Wiring

This area of the project was originally called "Lighting" but since the electrical work encompassed much more than that, I changed the section's name. This section documents all the wiring, both low and high voltage, as well as the fixtures.


Here's what the media ports looked like in the beginning. Actually, they didn't exist at all up to a year ago. When I got my new surround receiver I added the speaker jacks and in wall conduit runs to the speaker locations. When we got the Tivo player, I added the combination phone and cable jack. Now it's time to rip these out and move to the next phase.

I didn't bother taking "before" pictures of the high voltage locations since they aren't quite as exciting.

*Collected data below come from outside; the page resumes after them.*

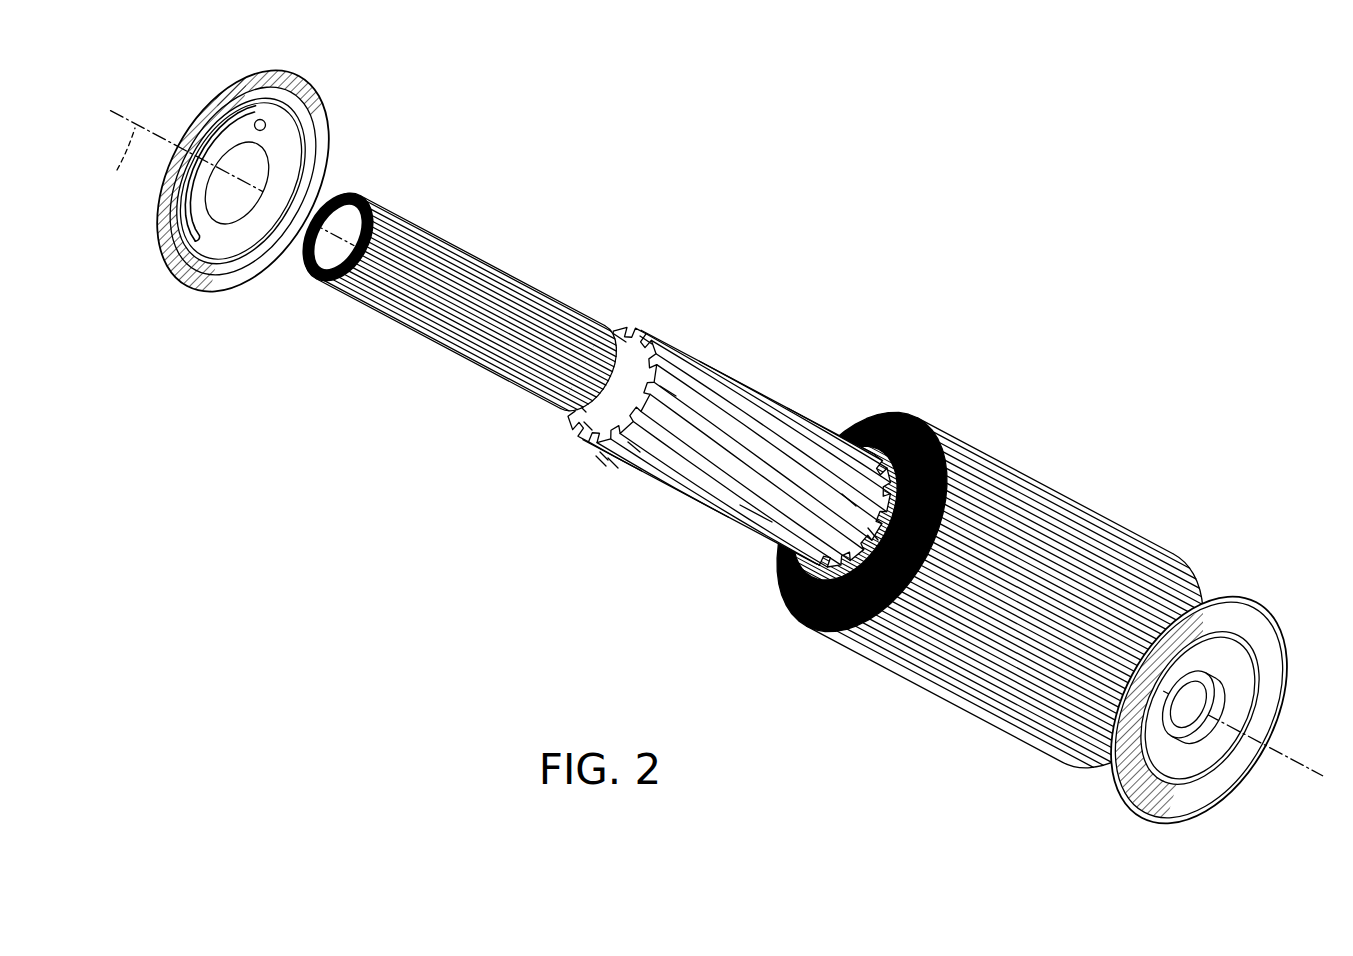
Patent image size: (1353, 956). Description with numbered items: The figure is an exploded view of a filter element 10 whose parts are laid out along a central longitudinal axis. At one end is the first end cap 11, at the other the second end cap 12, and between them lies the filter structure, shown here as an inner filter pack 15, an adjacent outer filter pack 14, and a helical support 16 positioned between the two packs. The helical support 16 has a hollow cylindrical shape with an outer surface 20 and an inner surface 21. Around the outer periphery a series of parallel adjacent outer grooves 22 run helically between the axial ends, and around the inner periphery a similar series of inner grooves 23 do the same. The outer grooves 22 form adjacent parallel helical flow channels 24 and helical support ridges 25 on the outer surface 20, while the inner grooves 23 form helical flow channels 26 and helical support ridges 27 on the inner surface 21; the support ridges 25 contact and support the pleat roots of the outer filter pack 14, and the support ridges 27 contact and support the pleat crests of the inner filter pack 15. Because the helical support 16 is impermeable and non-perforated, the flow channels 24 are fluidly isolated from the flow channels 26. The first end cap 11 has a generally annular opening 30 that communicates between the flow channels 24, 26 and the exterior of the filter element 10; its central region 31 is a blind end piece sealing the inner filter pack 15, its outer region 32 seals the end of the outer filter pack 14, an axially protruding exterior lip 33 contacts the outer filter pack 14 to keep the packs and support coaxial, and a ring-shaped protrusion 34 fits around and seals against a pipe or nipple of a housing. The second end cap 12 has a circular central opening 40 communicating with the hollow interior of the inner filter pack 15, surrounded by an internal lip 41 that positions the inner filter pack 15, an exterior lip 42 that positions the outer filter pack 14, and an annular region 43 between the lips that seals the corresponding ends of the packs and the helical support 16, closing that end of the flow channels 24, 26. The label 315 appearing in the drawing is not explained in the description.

The filter element 10 is at (904, 268).
The first end cap 11 is at (218, 268).
The second end cap 12 is at (1217, 623).
The outer filter pack 14 is at (943, 672).
The inner filter pack 15 is at (451, 262).
The helical support 16 is at (717, 503).
The outer surface 20 is at (762, 515).
The inner surface 21 is at (668, 392).
The outer grooves 22 is at (600, 460).
The inner grooves 23 is at (580, 408).
The helical flow channels 24 is at (603, 457).
The helical support ridges 25 is at (613, 463).
The helical flow channels 26 is at (620, 338).
The helical support ridges 27 is at (645, 340).
The spline end face 315 is at (633, 447).
The annular opening 30 is at (237, 133).
The central region 31 is at (264, 121).
The outer region 32 is at (307, 150).
The exterior lip 33 is at (320, 178).
The protrusion 34 is at (173, 231).
The central opening 40 is at (1177, 720).
The internal lip 41 is at (1217, 686).
The exterior lip 42 is at (1260, 705).
The annular region 43 is at (1217, 732).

This picture shows the basement stairwell side of the living room wall where there was a switch for the driveway light, a switch that controlled 3 outlets (and all the lighting in the room), and a fan speed switch. I removed all that and expanded the hole to fit a 5-gang box for all the new switches. Since there was a stud between two of the old switches, I had to remove it and frame around the new hole. This picture shows the new framing. I also had to remove and re-add the basement light switch.


This is the living room side of the new main switch box. The three switches on the right are Leviton X10 dimmer modules and the two on the left are fan speed switches. We opted not to have lights on the fans, so the switches just control fan speed. Each side dimmer controls 12' of new track light. The middle dimmer controls two 12' tracks.


This picture shows the result of 8 hours of work by myself and my father. What you're looking at is a joint made in 2" PVC jacketed, flexible metal conduit. There's 25' of conduit that connects the hole in the ceiling where the old fan was mounted and the media jack panel. The conduit is large enough to allow a premade video cable (VGA or DVI) to be pulled between those locations.


Here's another angle on the conduit. The conduit is run inside the room trusses, out through the eve of the house (pictured here) and down inside the wall to the media panel. The joint is covered in black electrical tape to protect the exposed copper wire used to electrically connect the two pieces of conduit for shielding. The conduit shield is connected to all the conduit shields in the media panel box.


Here you can see some of the new track lights and one of the two new fans. All the track lights were purchased online from USA Light & Electric which I highly recommend for their prices and selection. The fans are basic Home Depot items made by Hunter.


Here's more track on the ceiling and the wall mounted outlet for the future motorized screen. The wire hanging out of the jack will be the center channel speaker feed. The firring strip on the wall is where I staple up the screen mockup when I want to use the projector to watch big TV or movies.


This is the new media panel box after starting the drywall work. I cut a larger hole than necessary to allow me to connect the 5 conduit runs to the box.


Here's the main switch area before spackling. The patch near the top is where I removed an electric baseboard heater thermostat. I'll be adding oil fired in-floor radiant heating someday, but that's another story.


Here's the finished media panel. You may notice it's a little higher than the outlet next to it and that was not intentional. Working in that tight little corner makes measuring difficult and I didn't notice until after I drywalled. Oh well, the HT component rack will block all this from view eventually.

I used Leviton's QuickPort products for the jacks. I used the Decora 6 position plates for each location except the one on the left where I used a cable TV plate, removed the jack, and cut a slot for the video cable. The front left/center/right channels are on the left. The in-floor tactile tranducers are in the middle. The rear left/right are on the right. The rightmost plate contains ethernet, projector lift serial/IR transmit port, motorized screen/IR receiver port, phone line, and cable TV. I also have a bunch of unused ports for the future.


This part of the Home Theater Project is complete. All the wiring is installed and working as expected. I haven't done any X10 work on the dimmers yet, but they will eventually be controlled by the HTPC to dim the lights before/after movies and such.